Figure 1 – Composition de l’empreinte carbone d’un match selon la taille du stade
(en pourcentage)
Source : calculs provisoires The Shift Project, 2024

  • Un spectateur émet en moyenne 10 kg de CO2e/match, avec de fortes disparités. Les émissions associées au déplacement du spectateur local sont faibles (proches de 4 kg de CO2e/match). Celles d’un spectateur extérieur national seront près de 15 fois plus élevées (60 kgCO2e/match) et pour des compétitions internationales de clubs, ces émissions peuvent être jusqu’à 600 fois plus importantes pour les spectateurs faisant de longues distances (Tableau 1).

Tableau 1 – Comparaison de l’impact carbone du transport de différents spectateurs sur un match
dans un “Grand Stade”
Ces valeurs sont tirées des résultats de la Typologie 2 “Grand stade”,  s’inspirant d’un stade de rugby de première division de championnat national et international. La borne basse correspond à une rencontre entre une équipe française et une équipe anglaise (70% des km effectués en voiture, 17% en train, 12% en car et 1% en avion).
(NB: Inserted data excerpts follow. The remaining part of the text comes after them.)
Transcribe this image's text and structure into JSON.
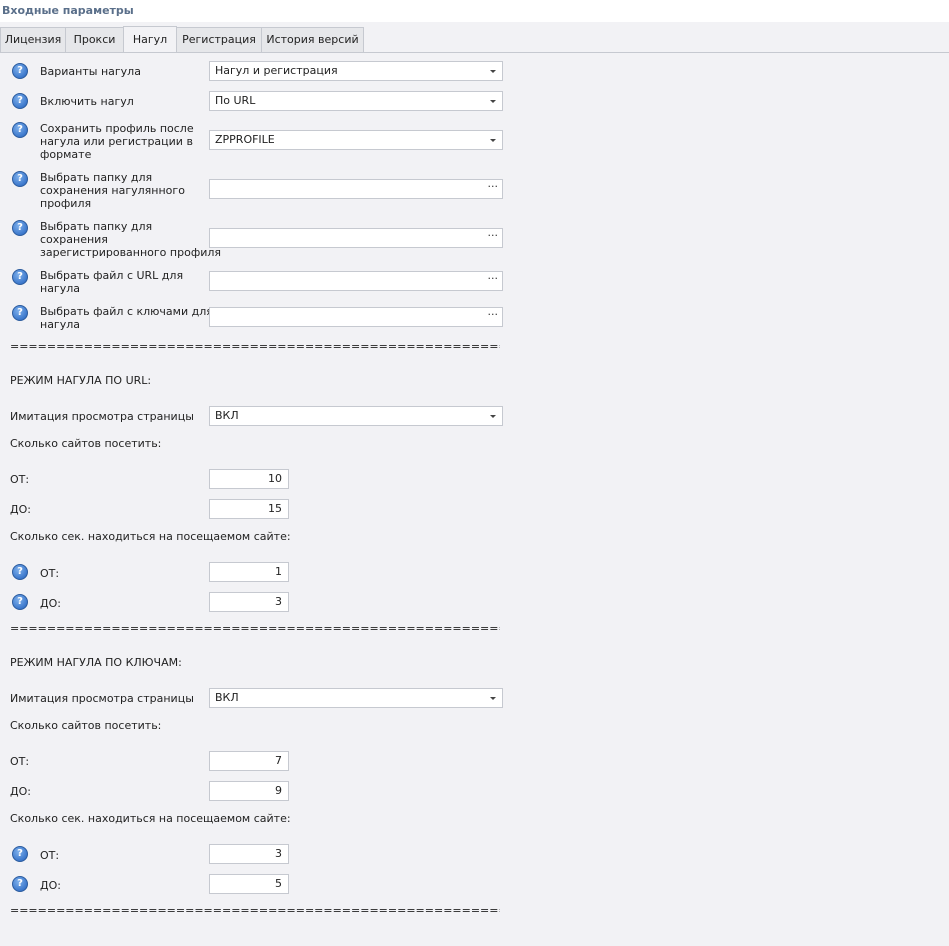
{
  "window": {
    "title": "Входные параметры"
  },
  "tabs": [
    "Лицензия",
    "Прокси",
    "Нагул",
    "Регистрация",
    "История версий"
  ],
  "general": {
    "variants_label": "Варианты нагула",
    "variants_value": "Нагул и регистрация",
    "enable_label": "Включить нагул",
    "enable_value": "По URL",
    "save_profile_label": [
      "Сохранить профиль после",
      "нагула или регистрации в",
      "формате"
    ],
    "save_profile_value": "ZPPROFILE",
    "folder_nagul_label": [
      "Выбрать папку для",
      "сохранения нагулянного",
      "профиля"
    ],
    "folder_reg_label": [
      "Выбрать папку для",
      "сохранения",
      "зарегистрированного профиля"
    ],
    "url_file_label": [
      "Выбрать файл с URL для",
      "нагула"
    ],
    "keys_file_label": [
      "Выбрать файл с ключами для",
      "нагула"
    ],
    "browse_dots": "···"
  },
  "separator": "===========================================================",
  "url_mode": {
    "header": "РЕЖИМ НАГУЛА ПО URL:",
    "imitation_label": "Имитация просмотра страницы",
    "imitation_value": "ВКЛ",
    "sites_label": "Сколько сайтов посетить:",
    "sites_from_label": "ОТ:",
    "sites_from": "10",
    "sites_to_label": "ДО:",
    "sites_to": "15",
    "secs_label": "Сколько сек. находиться на посещаемом сайте:",
    "secs_from_label": "ОТ:",
    "secs_from": "1",
    "secs_to_label": "ДО:",
    "secs_to": "3"
  },
  "keys_mode": {
    "header": "РЕЖИМ НАГУЛА ПО КЛЮЧАМ:",
    "imitation_label": "Имитация просмотра страницы",
    "imitation_value": "ВКЛ",
    "sites_label": "Сколько сайтов посетить:",
    "sites_from_label": "ОТ:",
    "sites_from": "7",
    "sites_to_label": "ДО:",
    "sites_to": "9",
    "secs_label": "Сколько сек. находиться на посещаемом сайте:",
    "secs_from_label": "ОТ:",
    "secs_from": "3",
    "secs_to_label": "ДО:",
    "secs_to": "5"
  },
  "icons": {
    "help": "help-question-icon",
    "dropdown": "chevron-down-icon",
    "help_glyph": "?"
  },
  "colors": {
    "accent": "#3c78cc",
    "background": "#f2f2f5",
    "title": "#5a6f8a"
  }
}
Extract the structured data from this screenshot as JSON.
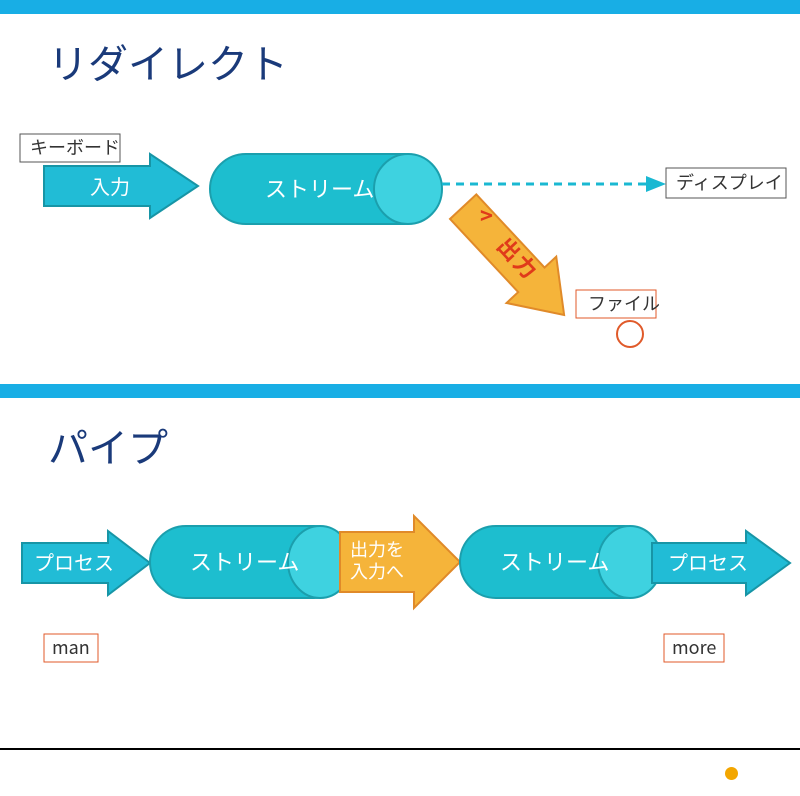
{
  "slide1": {
    "title": "リダイレクト",
    "keyboard_label": "キーボード",
    "input_arrow": "入力",
    "stream": "ストリーム",
    "display_label": "ディスプレイ",
    "redirect_symbol": ">",
    "output_text": "出力",
    "file_label": "ファイル"
  },
  "slide2": {
    "title": "パイプ",
    "process_left": "プロセス",
    "stream_left": "ストリーム",
    "pipe_arrow_line1": "出力を",
    "pipe_arrow_line2": "入力へ",
    "stream_right": "ストリーム",
    "process_right": "プロセス",
    "cmd_left": "man",
    "cmd_right": "more"
  }
}
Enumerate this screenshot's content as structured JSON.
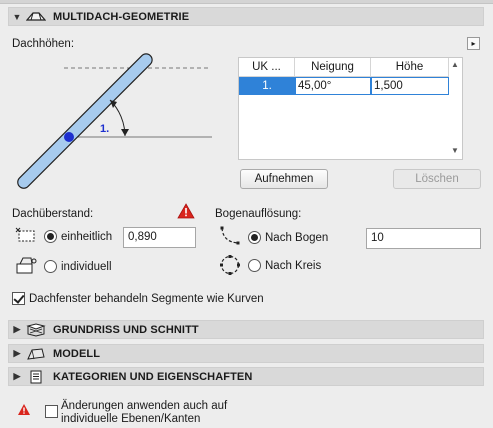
{
  "header": {
    "multidach_title": "MULTIDACH-GEOMETRIE"
  },
  "dachhoehen": {
    "label": "Dachhöhen:",
    "diagram_level_label": "1.",
    "table": {
      "columns": [
        "UK ...",
        "Neigung",
        "Höhe"
      ],
      "rows": [
        {
          "uk": "1.",
          "neigung": "45,00°",
          "hoehe": "1,500"
        }
      ]
    },
    "add_button": "Aufnehmen",
    "delete_button": "Löschen"
  },
  "overhang": {
    "label": "Dachüberstand:",
    "uniform_label": "einheitlich",
    "uniform_selected": true,
    "uniform_value": "0,890",
    "individual_label": "individuell"
  },
  "arc": {
    "label": "Bogenauflösung:",
    "by_arc_label": "Nach Bogen",
    "by_arc_selected": true,
    "by_arc_value": "10",
    "by_circle_label": "Nach Kreis"
  },
  "dormer": {
    "label": "Dachfenster behandeln Segmente wie Kurven",
    "checked": true
  },
  "sections": {
    "grundriss": "GRUNDRISS UND SCHNITT",
    "modell": "MODELL",
    "kategorien": "KATEGORIEN UND EIGENSCHAFTEN"
  },
  "footer": {
    "apply_label_line1": "Änderungen anwenden auch auf",
    "apply_label_line2": "individuelle Ebenen/Kanten",
    "checked": false
  },
  "colors": {
    "selection_blue": "#2f82d8",
    "warning_red": "#d9251d",
    "roof_blue": "#9fc6ee",
    "pivot_blue": "#1d2fcf"
  }
}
La borne haute correspond à une rencontre entre une équipe française et sud-africaine (100% des km effectués en avion).
Source : calculs provisoires The Shift Project, 2024

  • Ainsi, le type de compétition semble être déterminant sur les émissions de GES. C’est logique : les distances entre les équipes augmentent avec les matchs internationaux, ce qui intensifie l’impact carbone des transports, les deux déterminants principaux de cet impact étant le nombre de kilomètres parcourus et le mode de transport (l’avion, le mode de transport le plus carboné, est d’autant plus pris que la distance est grande).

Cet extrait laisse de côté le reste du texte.